Seis de cada diez policías y militares franceses (60%) se muestran dispuestos a votar a la candidata de extrema derecha Marine Le Pen en la segunda vuelta de las elecciones presidenciales de 2022, según un sondeo del Centro de Investigaciones Políticas de Sciences Po (Cevifop) realizado por IPSOS y cuyos resultados publicó este martes el diario 'L'Opinion'.

El giro a la derecha de Emmanuel Macron, encarnado en la figura del ministro de Interior Gérald Darmanin, no parece estar funcionado, al menos entre las fuerzas de orden. Los policías y militares no votarían en masa por el presidente saliente en caso de que éste se presente a la reelección y pase a la segunda vuelta.
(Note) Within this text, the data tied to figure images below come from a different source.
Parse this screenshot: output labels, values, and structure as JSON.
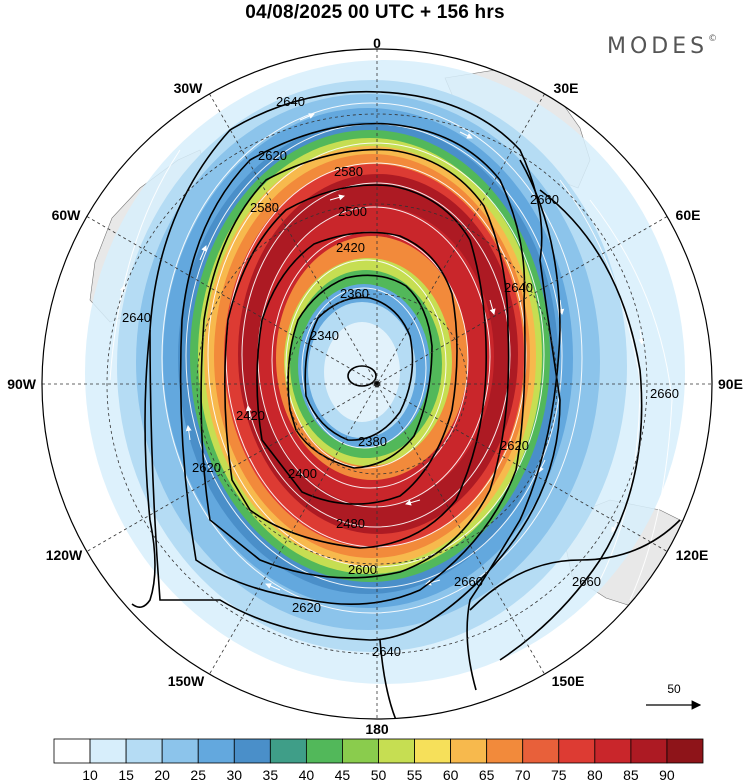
{
  "title": "04/08/2025  00 UTC  + 156 hrs",
  "brand": "MODES",
  "brand_mark": "©",
  "longitude_labels": {
    "top": "0",
    "bottom": "180",
    "left": "90W",
    "right": "90E",
    "w30": "30W",
    "e30": "30E",
    "w60": "60W",
    "e60": "60E",
    "w120": "120W",
    "e120": "120E",
    "w150": "150W",
    "e150": "150E"
  },
  "contour_labels": {
    "c2640a": "2640",
    "c2620a": "2620",
    "c2580a": "2580",
    "c2500": "2500",
    "c2420a": "2420",
    "c2360": "2360",
    "c2340": "2340",
    "c2380": "2380",
    "c2400": "2400",
    "c2480": "2480",
    "c2600": "2600",
    "c2620b": "2620",
    "c2640b": "2640",
    "c2660a": "2660",
    "c2660b": "2660",
    "c2660c": "2660",
    "c2640c": "2640",
    "c2640d": "2640",
    "c2620c": "2620",
    "c2580b": "2580",
    "c2420b": "2420",
    "c2620d": "2620",
    "c2660d": "2660"
  },
  "vector_reference": "50",
  "colorbar": {
    "ticks": [
      "10",
      "15",
      "20",
      "25",
      "30",
      "35",
      "40",
      "45",
      "50",
      "55",
      "60",
      "65",
      "70",
      "75",
      "80",
      "85",
      "90"
    ],
    "colors": [
      "#ffffff",
      "#d7eefb",
      "#b5dcf4",
      "#8cc4eb",
      "#63a8de",
      "#4a8fc9",
      "#3f9e88",
      "#52b85a",
      "#8acc4d",
      "#c6de52",
      "#f6e05a",
      "#f7b94d",
      "#f28a3b",
      "#e8603a",
      "#dd3b33",
      "#c9262b",
      "#ad1a23",
      "#8e1419"
    ]
  },
  "colors": {
    "land": "#e8e8e8",
    "ocean": "#ffffff",
    "contour": "#000000",
    "vector": "#ffffff"
  }
}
Las cifras de apoyo de este colectivo a Le Pen no sorprenden. El 57% de los policías y militares encuestados asegura que ya votó por la candidata de extrema derecha en 2017.

En la primera vuelta, la candidata ultra obtendría el 44% de los votos de los policías y militares galos, Xavier Bertrand (derecha) lograría el 24% y Macron el 20% de apoyos, según este sondeo.

La presidenta de Agrupación Nacional (ex Frente Nacional) tiene una imagen positiva entre los miembros de las fuerzas del orden. El 48% de los policías y militares encuestados considera que Le Pen «comprende los problemas de gente como nosotros», frente al 32% que dicen lo mismo de Macron y el 27% de Bertrand.

Le Pen apoyó recientemente a los militares descontentos que advirtieron en una carta abierta sobre el peligro de «desmoronamiento» de Francia e incluso de una guerra civil si los políticos no actúan. Y les pidió que apoyasen su candidatura a las elecciones presidenciales de 2022.

Los policías y sindicatos policiales han manifestado estos días también su malestar y descontento, tras el asesinato la semana pasada de un policía por un vendedor de droga en un control rutinario y después de que un yihadista apuñalara hasta la muerte en abril a una agente administrativa de una comisaría.

La candidata de extrema derecha trata de sacar provecho político de este descontento entre las fuerzas del orden y promete que si es elegida presidenta en 2022 encarnará «el regreso de la autoridad del Estado», frente al presunto «laxismo» de Macron.